Anamnesis: Evaluating LLM-Driven Exploit Generation Under Real-World Mitigations

January 22, 2026

Anamnesis is an experimental evaluation framework designed to study how modern large language model (LLM) agents generate working exploits from vulnerability reports—even in the presence of exploit mitigations. The project explores a critical and uncomfortable question for the security community: how capable are current AI models at turning abstract vulnerability descriptions into reliable, mitigation-aware exploits?
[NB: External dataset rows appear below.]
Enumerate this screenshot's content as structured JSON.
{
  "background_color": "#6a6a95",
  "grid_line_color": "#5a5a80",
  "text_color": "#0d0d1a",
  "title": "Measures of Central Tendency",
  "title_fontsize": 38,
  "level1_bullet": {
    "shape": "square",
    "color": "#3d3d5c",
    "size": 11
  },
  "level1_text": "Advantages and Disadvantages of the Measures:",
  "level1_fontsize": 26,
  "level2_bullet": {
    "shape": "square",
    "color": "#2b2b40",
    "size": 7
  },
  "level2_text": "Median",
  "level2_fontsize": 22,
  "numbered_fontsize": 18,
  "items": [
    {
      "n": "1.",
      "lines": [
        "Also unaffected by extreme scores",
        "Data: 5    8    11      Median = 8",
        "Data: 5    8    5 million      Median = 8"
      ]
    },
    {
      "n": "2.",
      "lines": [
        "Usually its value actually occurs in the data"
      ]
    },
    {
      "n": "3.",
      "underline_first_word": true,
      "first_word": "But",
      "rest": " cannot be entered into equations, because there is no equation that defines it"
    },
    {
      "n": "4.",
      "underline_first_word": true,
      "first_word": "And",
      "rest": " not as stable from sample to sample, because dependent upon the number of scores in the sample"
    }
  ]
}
The results suggest the answer is: very capable.

What Anamnesis Tests

At its core, Anamnesis simulates a realistic exploitation workflow. Given:

a vulnerability report
a proof-of-concept (PoC) trigger
and a vulnerable software target

LLM-based agents are tasked with:

Analyzing the vulnerable codebase
Understanding the vulnerability mechanics
Generating a functional exploit
Adapting that exploit to bypass active security mitigations

This goes far beyond simple code generation. The agents must reason about memory layout, execution flow, mitigation constraints, and reliability.

The Target: A Zero-Day in QuickJS

The experiments are based on a previously unknown (zero-day) vulnerability in QuickJS, a lightweight JavaScript engine widely used in embedded systems and tooling.
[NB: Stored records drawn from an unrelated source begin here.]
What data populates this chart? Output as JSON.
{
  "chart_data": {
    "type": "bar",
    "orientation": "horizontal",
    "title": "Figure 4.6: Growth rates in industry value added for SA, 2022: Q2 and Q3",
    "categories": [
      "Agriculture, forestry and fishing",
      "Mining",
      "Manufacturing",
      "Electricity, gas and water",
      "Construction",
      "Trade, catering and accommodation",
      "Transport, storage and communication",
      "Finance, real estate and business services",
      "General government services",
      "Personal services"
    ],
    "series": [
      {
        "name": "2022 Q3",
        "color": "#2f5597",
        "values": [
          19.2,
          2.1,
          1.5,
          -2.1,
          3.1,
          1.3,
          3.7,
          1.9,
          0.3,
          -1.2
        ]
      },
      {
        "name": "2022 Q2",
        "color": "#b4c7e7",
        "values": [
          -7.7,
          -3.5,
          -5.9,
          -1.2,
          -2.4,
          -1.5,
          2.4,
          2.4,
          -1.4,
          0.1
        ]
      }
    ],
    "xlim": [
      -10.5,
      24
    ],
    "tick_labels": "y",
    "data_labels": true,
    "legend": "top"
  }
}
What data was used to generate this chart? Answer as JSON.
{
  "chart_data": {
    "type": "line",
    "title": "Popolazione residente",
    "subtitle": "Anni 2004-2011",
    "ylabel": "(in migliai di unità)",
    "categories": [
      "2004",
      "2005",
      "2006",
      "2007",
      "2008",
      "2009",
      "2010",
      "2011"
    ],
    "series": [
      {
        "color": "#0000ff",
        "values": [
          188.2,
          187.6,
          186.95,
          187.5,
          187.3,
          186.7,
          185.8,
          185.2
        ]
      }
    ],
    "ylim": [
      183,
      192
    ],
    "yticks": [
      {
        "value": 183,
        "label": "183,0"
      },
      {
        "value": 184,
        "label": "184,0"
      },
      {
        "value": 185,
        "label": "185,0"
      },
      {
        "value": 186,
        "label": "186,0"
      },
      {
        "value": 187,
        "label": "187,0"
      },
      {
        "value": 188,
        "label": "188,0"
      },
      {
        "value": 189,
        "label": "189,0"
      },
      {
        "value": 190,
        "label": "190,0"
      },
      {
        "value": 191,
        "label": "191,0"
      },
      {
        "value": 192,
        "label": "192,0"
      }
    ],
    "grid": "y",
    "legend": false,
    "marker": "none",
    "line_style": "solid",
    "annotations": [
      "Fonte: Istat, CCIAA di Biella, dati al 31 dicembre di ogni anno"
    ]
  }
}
The vulnerability is explained in detail within the project and is notable for two reasons:

It is exploitable in multiple configurations
It was automatically discovered using an AI agent built on top of Opus 4.5

This makes Anamnesis a closed-loop experiment: AI-assisted vulnerability discovery followed by AI-assisted exploit generation.

The Models Under Evaluation

Two advanced LLM-based agents were tested:

An agent built on Opus 4.5
An agent built on GPT-5.2

Across multiple scenarios, the experiments varied:

Enabled exploit mitigations (e.g. memory protections)
Exploit constraints and goals
Required levels of reliability and control

The Results

Opus 4.5 successfully completed many of the exploitation tasks
GPT-5.2 successfully completed all of them

In every successful case, the models demonstrated more than basic exploitation.
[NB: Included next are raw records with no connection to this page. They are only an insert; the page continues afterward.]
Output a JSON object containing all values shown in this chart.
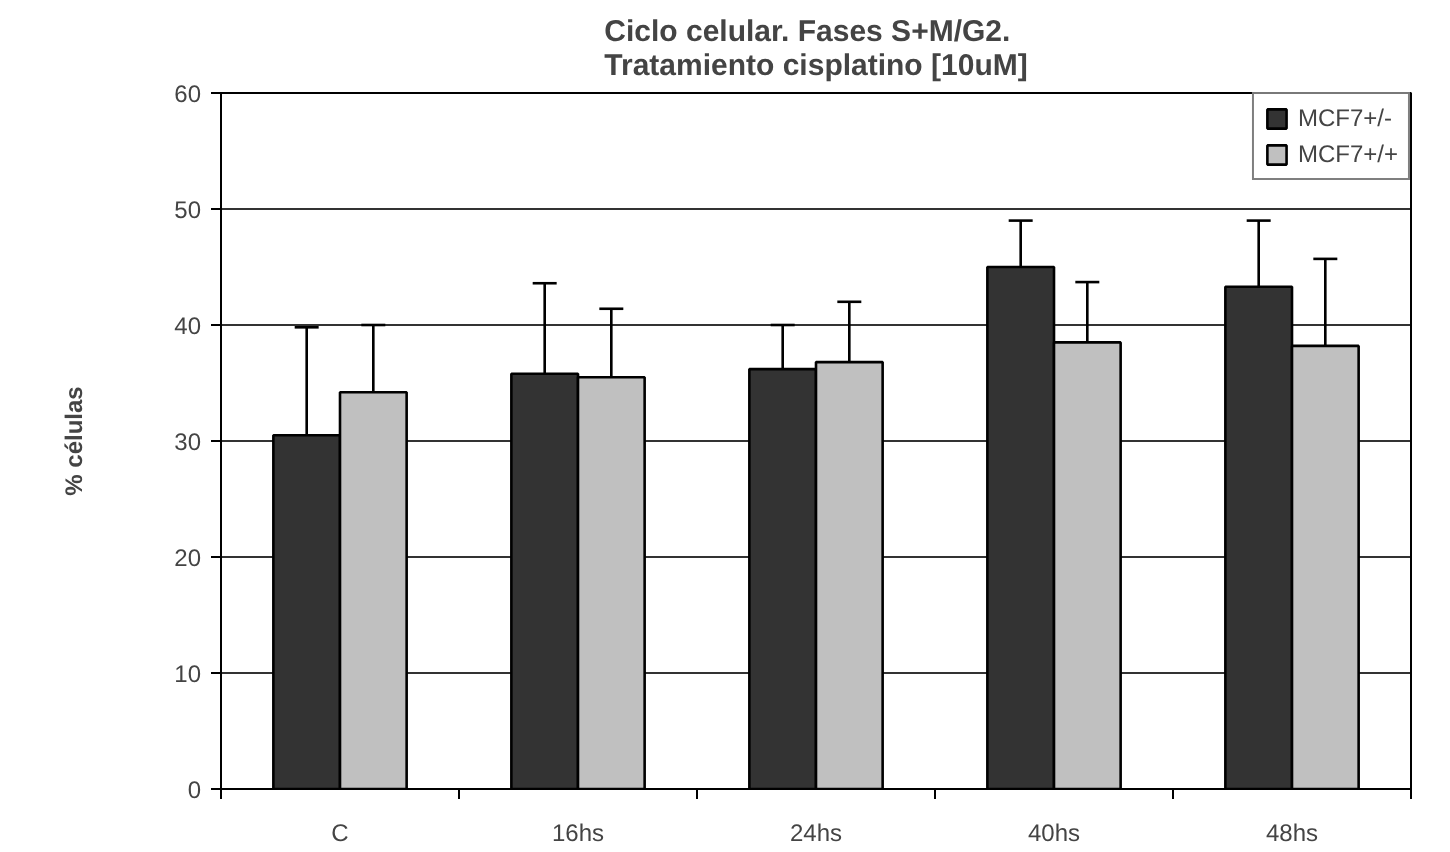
{
  "chart_data": {
    "type": "bar",
    "title": "Ciclo celular. Fases S+M/G2.\nTratamiento cisplatino [10uM]",
    "ylabel": "% células",
    "categories": [
      "C",
      "16hs",
      "24hs",
      "40hs",
      "48hs"
    ],
    "series": [
      {
        "name": "MCF7+/-",
        "color": "#333333",
        "values": [
          30.5,
          35.8,
          36.2,
          45.0,
          43.3
        ],
        "errors": [
          [
            30.5,
            39.8
          ],
          [
            35.8,
            43.6
          ],
          [
            36.2,
            40.0
          ],
          [
            45.0,
            49.0
          ],
          [
            43.3,
            49.0
          ]
        ]
      },
      {
        "name": "MCF7+/+",
        "color": "#c0c0c0",
        "values": [
          34.2,
          35.5,
          36.8,
          38.5,
          38.2
        ],
        "errors": [
          [
            34.2,
            40.0
          ],
          [
            35.5,
            41.4
          ],
          [
            36.8,
            42.0
          ],
          [
            38.5,
            43.7
          ],
          [
            38.2,
            45.7
          ]
        ]
      }
    ],
    "ylim": [
      0,
      60
    ],
    "yticks": [
      0,
      10,
      20,
      30,
      40,
      50,
      60
    ],
    "grid": "y",
    "legend": "top right"
  }
}
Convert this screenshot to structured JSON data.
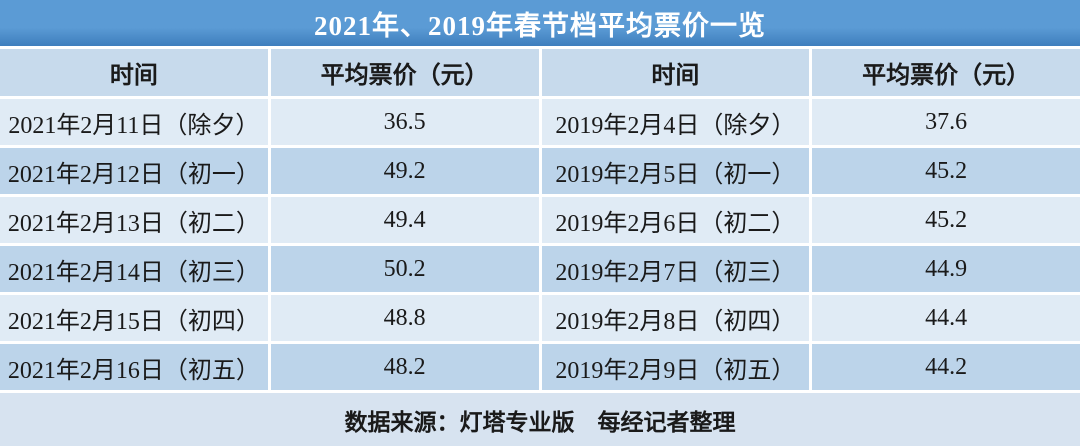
{
  "title": "2021年、2019年春节档平均票价一览",
  "table": {
    "headers": [
      "时间",
      "平均票价（元）",
      "时间",
      "平均票价（元）"
    ],
    "rows": [
      [
        "2021年2月11日（除夕）",
        "36.5",
        "2019年2月4日（除夕）",
        "37.6"
      ],
      [
        "2021年2月12日（初一）",
        "49.2",
        "2019年2月5日（初一）",
        "45.2"
      ],
      [
        "2021年2月13日（初二）",
        "49.4",
        "2019年2月6日（初二）",
        "45.2"
      ],
      [
        "2021年2月14日（初三）",
        "50.2",
        "2019年2月7日（初三）",
        "44.9"
      ],
      [
        "2021年2月15日（初四）",
        "48.8",
        "2019年2月8日（初四）",
        "44.4"
      ],
      [
        "2021年2月16日（初五）",
        "48.2",
        "2019年2月9日（初五）",
        "44.2"
      ]
    ]
  },
  "footer": "数据来源：灯塔专业版　每经记者整理",
  "colors": {
    "title_bg_top": "#5B9BD5",
    "title_bg_bottom": "#3E7EBD",
    "title_text": "#FFFFFF",
    "header_bg": "#C7DAEC",
    "row_light": "#E0EBF5",
    "row_blue": "#BCD4EA",
    "footer_bg": "#D7E3F0",
    "text": "#1A1A1A"
  },
  "chart_data": {
    "type": "table",
    "title": "2021年、2019年春节档平均票价一览",
    "columns": [
      "时间",
      "平均票价（元）",
      "时间",
      "平均票价（元）"
    ],
    "series": [
      {
        "name": "2021年春节档",
        "dates": [
          "2021年2月11日（除夕）",
          "2021年2月12日（初一）",
          "2021年2月13日（初二）",
          "2021年2月14日（初三）",
          "2021年2月15日（初四）",
          "2021年2月16日（初五）"
        ],
        "values": [
          36.5,
          49.2,
          49.4,
          50.2,
          48.8,
          48.2
        ]
      },
      {
        "name": "2019年春节档",
        "dates": [
          "2019年2月4日（除夕）",
          "2019年2月5日（初一）",
          "2019年2月6日（初二）",
          "2019年2月7日（初三）",
          "2019年2月8日（初四）",
          "2019年2月9日（初五）"
        ],
        "values": [
          37.6,
          45.2,
          45.2,
          44.9,
          44.4,
          44.2
        ]
      }
    ],
    "unit": "元",
    "source_note": "数据来源：灯塔专业版　每经记者整理"
  }
}
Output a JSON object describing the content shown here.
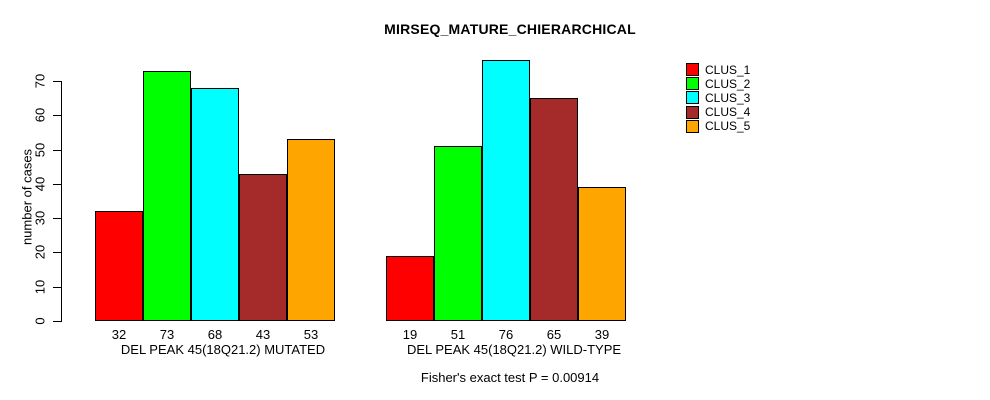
{
  "chart_data": {
    "type": "bar",
    "title": "MIRSEQ_MATURE_CHIERARCHICAL",
    "ylabel": "number of cases",
    "xlabel": "",
    "ylim": [
      0,
      70
    ],
    "yticks": [
      0,
      10,
      20,
      30,
      40,
      50,
      60,
      70
    ],
    "grid": false,
    "legend_position": "right",
    "categories": [
      "DEL PEAK 45(18Q21.2) MUTATED",
      "DEL PEAK 45(18Q21.2) WILD-TYPE"
    ],
    "series": [
      {
        "name": "CLUS_1",
        "color": "#FF0000",
        "values": [
          32,
          19
        ]
      },
      {
        "name": "CLUS_2",
        "color": "#00FF00",
        "values": [
          73,
          51
        ]
      },
      {
        "name": "CLUS_3",
        "color": "#00FFFF",
        "values": [
          68,
          76
        ]
      },
      {
        "name": "CLUS_4",
        "color": "#A52A2A",
        "values": [
          43,
          65
        ]
      },
      {
        "name": "CLUS_5",
        "color": "#FFA500",
        "values": [
          53,
          39
        ]
      }
    ],
    "bar_value_labels": [
      [
        32,
        73,
        68,
        43,
        53
      ],
      [
        19,
        51,
        76,
        65,
        39
      ]
    ],
    "annotation": "Fisher's exact test P = 0.00914"
  },
  "colors": {
    "background": "#FFFFFF",
    "axis": "#000000",
    "text": "#000000"
  }
}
From Exploit to “Memory API”

A particularly striking result is how the models approached exploitation.

Rather than crafting a single-purpose payload, both models used the vulnerability to construct a primitive “API” for arbitrary memory modification within the target process. Once this internal capability was established, the agents:

Manipulated the process address space at will
Systematically bypassed protection mechanisms
Hijacked execution flow
Achieved the defined objectives in a controlled manner

This mirrors how experienced human exploit developers work: first establish primitives, then build reliability and flexibility on top.

Why This Matters

Anamnesis highlights a shift that security professionals can no longer ignore:

LLMs are not just generating exploit snippets
They are demonstrating strategic exploit reasoning
They can adapt to mitigations instead of failing on first contact

This has implications for:

Defensive security and threat modeling
Vulnerability disclosure timelines
The future of automated red teaming
AI governance and capability containment

The experiments do not suggest that AI replaces human exploit developers—but they do show that the barrier to sophisticated exploitation is rapidly eroding.

A Tool for Understanding, Not Sensationalism

Importantly, Anamnesis is framed as an evaluation and research framework, not a weaponization toolkit. Its value lies in making these capabilities measurable, reproducible, and open to scrutiny.

Understanding what LLMs can do in adversarial contexts is a prerequisite for designing defenses that still work when attackers are no longer limited by human time, fatigue, or scale.